Is My Baby Imitating Me? Study Questions Whether Newborns Actually Mimic People Around Them
It's a common question for new moms: Is my baby imitating me? For decades, most researchers have assumed that babies are born with an innate ability to mimic the actions of people around them — facial expressions, gestures, and so on. However, recent research from the University of Queensland in Australia indicates that this may not be the case. Rather than being born with it, evidence indicates that babies actually learn the ability over time.
As lead researcher Virginia Slaughter pointed out, many studies supporting this idea were conducted in the 1980s and '90s, and scientists tended to focus on a limited number of gestures for the baby to mimic, like poking out the tongue or opening the mouth. Although infants did tend to perform the same action more if they saw an adult doing it, that doesn't necessarily mean they were mimicking what they saw.
"If infants also increase their tongue protrusions when an adult models a happy face or finger pointing, then it's not a case of imitation, but probably excitement at seeing an adult do something interesting," Slaughter explained, according to Science Daily.
To rule out this possibility, researchers tested 106 infants at regular intervals during the first two months of their lives. At the beginning of each round of testing, they established a baseline of how often the infants opened their mouths and stuck out their tongues. Infants were then presented with an adult making one of 11 possible gestures, including pointing, making a happy face, and humming. (There's no word on what the babies thought of all this attention.)
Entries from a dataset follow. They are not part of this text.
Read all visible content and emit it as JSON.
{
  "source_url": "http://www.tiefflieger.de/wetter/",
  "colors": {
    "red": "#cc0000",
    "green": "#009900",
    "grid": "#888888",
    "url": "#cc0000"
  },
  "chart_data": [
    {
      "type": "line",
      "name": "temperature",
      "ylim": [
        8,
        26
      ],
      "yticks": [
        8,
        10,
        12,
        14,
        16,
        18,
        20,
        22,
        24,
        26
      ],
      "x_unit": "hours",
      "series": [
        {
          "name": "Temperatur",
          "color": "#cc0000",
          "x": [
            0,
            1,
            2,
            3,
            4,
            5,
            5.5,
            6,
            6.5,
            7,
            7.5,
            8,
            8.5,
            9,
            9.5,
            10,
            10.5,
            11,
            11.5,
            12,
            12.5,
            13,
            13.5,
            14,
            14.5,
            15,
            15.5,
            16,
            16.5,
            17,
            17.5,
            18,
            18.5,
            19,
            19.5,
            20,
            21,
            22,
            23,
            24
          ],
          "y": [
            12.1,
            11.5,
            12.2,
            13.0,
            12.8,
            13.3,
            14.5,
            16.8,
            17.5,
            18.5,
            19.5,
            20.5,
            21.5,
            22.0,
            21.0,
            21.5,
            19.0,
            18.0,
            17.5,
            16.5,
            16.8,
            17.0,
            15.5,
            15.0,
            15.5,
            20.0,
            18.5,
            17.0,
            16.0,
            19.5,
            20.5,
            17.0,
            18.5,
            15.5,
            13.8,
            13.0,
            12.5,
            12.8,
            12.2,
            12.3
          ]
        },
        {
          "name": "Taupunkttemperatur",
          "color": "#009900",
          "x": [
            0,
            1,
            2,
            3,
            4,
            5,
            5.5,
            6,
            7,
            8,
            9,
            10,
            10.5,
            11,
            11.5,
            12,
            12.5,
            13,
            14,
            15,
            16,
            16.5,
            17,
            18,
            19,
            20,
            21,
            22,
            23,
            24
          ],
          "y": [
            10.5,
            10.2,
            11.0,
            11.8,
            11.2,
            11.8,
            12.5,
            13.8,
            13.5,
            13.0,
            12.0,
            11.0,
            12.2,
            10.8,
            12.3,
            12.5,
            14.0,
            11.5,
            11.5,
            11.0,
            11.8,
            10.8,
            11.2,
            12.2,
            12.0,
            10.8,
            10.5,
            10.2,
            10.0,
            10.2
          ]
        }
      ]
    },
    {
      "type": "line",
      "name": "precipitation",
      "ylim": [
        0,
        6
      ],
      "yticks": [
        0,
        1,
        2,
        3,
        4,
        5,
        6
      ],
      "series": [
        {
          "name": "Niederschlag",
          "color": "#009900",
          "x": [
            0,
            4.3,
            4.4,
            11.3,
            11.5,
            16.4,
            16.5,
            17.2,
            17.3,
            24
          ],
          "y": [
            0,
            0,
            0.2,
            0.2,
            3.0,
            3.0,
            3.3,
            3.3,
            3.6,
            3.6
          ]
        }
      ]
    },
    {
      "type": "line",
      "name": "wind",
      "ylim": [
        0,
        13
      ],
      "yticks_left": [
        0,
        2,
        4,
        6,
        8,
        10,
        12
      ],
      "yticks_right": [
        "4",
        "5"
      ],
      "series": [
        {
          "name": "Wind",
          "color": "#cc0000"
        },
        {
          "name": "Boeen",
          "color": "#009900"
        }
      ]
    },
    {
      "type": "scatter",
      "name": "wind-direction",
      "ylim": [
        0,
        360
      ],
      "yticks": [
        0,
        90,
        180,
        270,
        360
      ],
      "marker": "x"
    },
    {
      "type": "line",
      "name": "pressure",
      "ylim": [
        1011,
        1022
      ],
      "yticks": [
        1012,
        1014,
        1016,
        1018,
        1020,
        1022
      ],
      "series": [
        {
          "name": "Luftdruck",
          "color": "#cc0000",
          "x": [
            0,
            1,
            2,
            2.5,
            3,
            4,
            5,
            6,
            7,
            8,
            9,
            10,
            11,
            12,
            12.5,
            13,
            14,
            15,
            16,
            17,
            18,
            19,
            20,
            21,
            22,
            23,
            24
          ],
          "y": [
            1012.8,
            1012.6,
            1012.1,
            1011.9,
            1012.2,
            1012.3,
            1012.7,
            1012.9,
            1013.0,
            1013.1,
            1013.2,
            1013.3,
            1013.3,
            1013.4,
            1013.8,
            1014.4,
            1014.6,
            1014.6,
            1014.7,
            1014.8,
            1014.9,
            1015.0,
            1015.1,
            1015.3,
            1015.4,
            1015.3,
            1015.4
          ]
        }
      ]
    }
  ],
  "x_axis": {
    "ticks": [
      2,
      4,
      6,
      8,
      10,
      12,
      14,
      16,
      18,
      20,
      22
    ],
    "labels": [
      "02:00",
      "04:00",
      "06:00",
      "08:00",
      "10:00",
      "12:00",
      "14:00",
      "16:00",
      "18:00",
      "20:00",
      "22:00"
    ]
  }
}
Finally, researchers measured the infant's activity one more time to see if the gestures had any effect. Here's where it gets interesting: Babies did tend to poke out their tongues more often after seeing an adult do so, but that was true of any gesture. In fact, the data indicated that babies were just as likely to make a different gesture as the same one, leading researchers to conclude that they aren't actually imitating anyone after all.
According to the authors of the study, this has important implications. We know that mimicry is important in child development, so if infants aren't born with the ability, they must learn it at some point during their first few months. Interestingly, there's evidence it might be the other way around; Slaughter noted that adults often mimic babies, which may play a role in their own ability to imitate.
More research is needed to establish any sort of causality, but the study's authors are already doing just that by extending their analysis into the first two years of a baby's life. On that note, I'll leave you with this video of a cute baby flipping out at the sight of his father's twin, because it's always relevant.
The most important takeaway here? Babies are the cutest — whether they're imitating us or not.